Dead man may have been attacked with bottle during row, gardai believe


The man killed in a violent row on St Stephen's Green on Tuesday night was yesterday named as Mr Paddy Pepper. He had severe injuries to his face and head and gardaí believe he may have been attacked with a bottle by a man he was drinking with in the park earlier that day.

Garda sources last night were studying a video which they hoped would identify Mr Pepper's attacker. Mr Pepper was originally from Ringsend in Dublin but gardaí believe he was recently living in the Harold's Cross area of the city. He is understood to have children by an earlier marriage but was not in a permanent relationship at the time of his killing.

He was in his early 40s. The body was found at about 10.30 p.m. on St Stephen's Green east, beside the Wolfe Tone monument opposite the Shelbourne Hotel.
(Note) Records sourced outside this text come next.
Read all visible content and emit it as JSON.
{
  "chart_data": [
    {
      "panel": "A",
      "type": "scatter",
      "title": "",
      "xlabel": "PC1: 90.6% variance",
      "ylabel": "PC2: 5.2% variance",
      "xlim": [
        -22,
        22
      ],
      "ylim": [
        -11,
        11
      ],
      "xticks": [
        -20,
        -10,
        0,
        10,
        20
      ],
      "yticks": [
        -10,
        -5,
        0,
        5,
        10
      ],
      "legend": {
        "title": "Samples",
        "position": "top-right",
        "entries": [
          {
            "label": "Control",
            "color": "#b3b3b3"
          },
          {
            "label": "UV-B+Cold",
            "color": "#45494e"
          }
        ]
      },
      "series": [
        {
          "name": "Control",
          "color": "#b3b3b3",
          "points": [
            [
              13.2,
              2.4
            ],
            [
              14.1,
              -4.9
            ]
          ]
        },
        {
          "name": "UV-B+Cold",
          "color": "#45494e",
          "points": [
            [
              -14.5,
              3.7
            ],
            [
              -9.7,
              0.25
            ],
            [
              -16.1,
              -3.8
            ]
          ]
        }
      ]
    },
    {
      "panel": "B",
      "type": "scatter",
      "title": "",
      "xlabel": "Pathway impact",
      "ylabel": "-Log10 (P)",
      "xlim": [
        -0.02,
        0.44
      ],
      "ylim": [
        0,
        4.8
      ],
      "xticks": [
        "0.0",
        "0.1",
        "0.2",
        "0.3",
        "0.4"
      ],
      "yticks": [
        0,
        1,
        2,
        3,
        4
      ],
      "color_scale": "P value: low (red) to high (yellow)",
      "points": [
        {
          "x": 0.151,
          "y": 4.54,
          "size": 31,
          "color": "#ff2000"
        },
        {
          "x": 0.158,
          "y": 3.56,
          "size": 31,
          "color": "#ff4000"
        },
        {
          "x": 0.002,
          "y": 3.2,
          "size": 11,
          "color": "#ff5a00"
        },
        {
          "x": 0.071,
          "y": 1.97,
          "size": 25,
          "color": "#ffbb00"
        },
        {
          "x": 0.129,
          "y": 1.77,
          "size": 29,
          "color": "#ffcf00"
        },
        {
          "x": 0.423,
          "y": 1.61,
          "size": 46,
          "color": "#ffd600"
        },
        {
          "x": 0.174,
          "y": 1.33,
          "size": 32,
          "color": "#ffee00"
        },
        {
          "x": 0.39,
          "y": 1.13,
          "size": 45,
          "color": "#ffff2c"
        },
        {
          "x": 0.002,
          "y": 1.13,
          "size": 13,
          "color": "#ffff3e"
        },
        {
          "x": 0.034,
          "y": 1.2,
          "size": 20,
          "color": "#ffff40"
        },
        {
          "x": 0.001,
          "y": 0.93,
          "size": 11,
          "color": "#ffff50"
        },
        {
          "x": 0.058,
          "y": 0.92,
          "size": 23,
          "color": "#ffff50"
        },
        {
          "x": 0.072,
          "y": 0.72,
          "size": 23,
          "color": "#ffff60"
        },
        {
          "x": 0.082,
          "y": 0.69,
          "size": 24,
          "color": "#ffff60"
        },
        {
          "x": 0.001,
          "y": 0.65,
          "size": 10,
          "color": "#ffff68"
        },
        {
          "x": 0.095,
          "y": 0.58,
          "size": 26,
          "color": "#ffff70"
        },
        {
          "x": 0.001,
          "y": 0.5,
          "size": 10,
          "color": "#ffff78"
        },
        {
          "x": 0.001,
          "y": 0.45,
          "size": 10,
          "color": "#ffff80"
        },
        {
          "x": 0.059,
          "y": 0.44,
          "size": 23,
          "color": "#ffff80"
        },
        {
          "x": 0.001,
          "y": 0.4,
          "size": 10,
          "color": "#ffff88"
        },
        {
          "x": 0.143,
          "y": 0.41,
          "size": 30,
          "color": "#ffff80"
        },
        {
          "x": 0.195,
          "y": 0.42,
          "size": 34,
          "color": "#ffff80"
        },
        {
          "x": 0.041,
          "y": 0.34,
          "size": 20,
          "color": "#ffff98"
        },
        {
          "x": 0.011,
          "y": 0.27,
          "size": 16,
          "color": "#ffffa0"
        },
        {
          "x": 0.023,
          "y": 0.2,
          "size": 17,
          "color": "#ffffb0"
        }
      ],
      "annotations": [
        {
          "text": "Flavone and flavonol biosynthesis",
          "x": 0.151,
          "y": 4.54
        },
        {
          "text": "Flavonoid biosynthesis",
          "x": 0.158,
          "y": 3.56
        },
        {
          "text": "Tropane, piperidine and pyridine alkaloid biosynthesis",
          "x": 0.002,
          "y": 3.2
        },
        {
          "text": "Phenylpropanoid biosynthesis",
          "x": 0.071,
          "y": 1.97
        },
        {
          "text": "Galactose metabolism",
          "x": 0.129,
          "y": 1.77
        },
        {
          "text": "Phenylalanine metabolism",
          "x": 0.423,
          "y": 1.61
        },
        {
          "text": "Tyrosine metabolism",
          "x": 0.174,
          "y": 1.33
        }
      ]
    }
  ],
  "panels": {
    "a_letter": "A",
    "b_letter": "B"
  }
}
The monument has been cordoned off from the public during construction work by the firm SIAC so many passers-by would not have seen anything.

However, one witness said a number of homeless people had been drinking behind a hoarding and there was a loud row at one stage.

The man had received serious injuries to his face and head. Gardaí did not confirm the weapons used but it is understood that a bottle was removed for forensic examination.

The State Pathologist, Dr John Harbison, visited the scene after midnight for a preliminary investigation. The body was removed to Dublin City Morgue at 2.30 a.m. and Dr Harbison carried out a full post-mortem yesterday.

The investigation is being headed by Det Insp John Fitzpatrick of Pearse Street station, in conjunction with gardaí at Harcourt Terrace.

Dúchas, the Heritage Service, closed St Stephen's Green park yesterday, in co-operation with gardaí. Notices explaining this were dotted around the entrances.

Tourists looked through the main gates yesterday, wondering aloud about the reason for the closure.

Further up the street, gardaí had sealed off a small area and two officers were preserving the scene for technical examination.

The killing was a sign that Dublin was becoming a more dangerous place at night, said Mr John Byrne, who was sitting outside a shop on Merrion Row yesterday.

"Things are getting out of hand over there," he said, pointing to the Green. People were drinking in the park after it was locked at night and sleeping out. "When I came in this morning, they told me a lad was murdered over there. It's awful, nobody is safe anymore."